Police have sparked a debate among locals after appealing for a thief with a ‘Croydon accent’ – because people can’t decide if it exists.
An appeal for information relating to a gunpoint robbery in Crawley, West Sussex, included a description of the suspect and bizarrely noted that he had a ‘Croydon accent’.
Residents of the south London borough picked up on the unusual identifying detail of the suspect, which was reported on by a local news website.
Croydon is the birthplace of supermodel Kate Moss, football pundit Ian Wright and MOBO-award-winning rapper Stormzy, who have all yet to wade in on the argument.
On a Facebook post linking to the local paper article, some people said they have been told by others they have a ‘Croydon accent’ and so the phenomenon must exist.
Michelle Rushton commented: “I’m born and bred in Croydon and actually we do have a slightly different accent.
“I’ve been abroad on three separate occasions and had other Southeners approach me and ask if I’m from Croydon.”
Louise Banks said: “There’s definitely a Croydon accent and a Streatham one and a definite Crawley one for sure.”

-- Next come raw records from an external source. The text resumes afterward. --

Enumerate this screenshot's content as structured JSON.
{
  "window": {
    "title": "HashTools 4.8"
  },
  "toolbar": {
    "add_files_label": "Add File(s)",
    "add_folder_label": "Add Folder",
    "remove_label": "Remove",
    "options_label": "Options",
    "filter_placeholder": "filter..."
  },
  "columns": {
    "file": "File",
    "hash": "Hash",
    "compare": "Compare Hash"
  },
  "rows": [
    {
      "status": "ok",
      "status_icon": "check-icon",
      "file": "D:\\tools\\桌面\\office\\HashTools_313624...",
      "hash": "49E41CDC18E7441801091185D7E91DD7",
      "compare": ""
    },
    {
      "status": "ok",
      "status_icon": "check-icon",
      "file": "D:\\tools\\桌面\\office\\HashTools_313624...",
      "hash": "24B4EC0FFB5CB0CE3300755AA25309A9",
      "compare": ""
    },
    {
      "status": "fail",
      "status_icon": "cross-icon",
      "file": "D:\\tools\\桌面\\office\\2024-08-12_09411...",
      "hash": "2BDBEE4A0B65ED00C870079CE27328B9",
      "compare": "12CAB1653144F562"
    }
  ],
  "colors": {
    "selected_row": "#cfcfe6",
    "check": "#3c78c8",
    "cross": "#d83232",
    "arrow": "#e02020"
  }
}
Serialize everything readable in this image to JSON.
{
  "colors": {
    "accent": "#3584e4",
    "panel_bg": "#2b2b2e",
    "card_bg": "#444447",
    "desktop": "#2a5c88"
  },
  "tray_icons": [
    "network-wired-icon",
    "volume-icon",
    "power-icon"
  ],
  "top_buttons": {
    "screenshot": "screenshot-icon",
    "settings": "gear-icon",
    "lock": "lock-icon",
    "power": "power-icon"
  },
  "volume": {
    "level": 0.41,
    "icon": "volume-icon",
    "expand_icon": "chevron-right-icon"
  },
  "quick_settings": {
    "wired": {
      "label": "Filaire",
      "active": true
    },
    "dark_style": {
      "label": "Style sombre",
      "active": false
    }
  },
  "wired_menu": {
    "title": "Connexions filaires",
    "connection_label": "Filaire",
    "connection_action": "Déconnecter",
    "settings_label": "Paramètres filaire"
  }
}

Several people say they have moved away from the area – but have been told by others that they have a distinctive tone to their voices.
Kelly McInerney said: “I know when I first moved to Walton on Thames from Thornton Heath people made comments about me not being from round there.”
And Karl Ellis said: “You’d be surprised how many times that people I’ve met from London to Cardiff have guessed I’m from Croydon because I apparently have an accent.
“Stranger still, some people from Croydon say I have an Addington accent.”
Jordan Dowson added: “I’m originally from Croydon, now up north and had a few people tell me I have a croydon accent so we must do?”
But others disagreed and said it wasn’t possible to have a ‘Croydon’ accent.
Manda Vale said: “Croydon accent – that’s a new one on me.”
Mancunian commenter Donnz Mainwaring said: “As a Manc living in Croydon I’m gonna tell you, there’s no Croydon accent you all sound the same.
“There’s the roadman twang, east end twang, Essex twang etc but on a whole London folk sound the same.”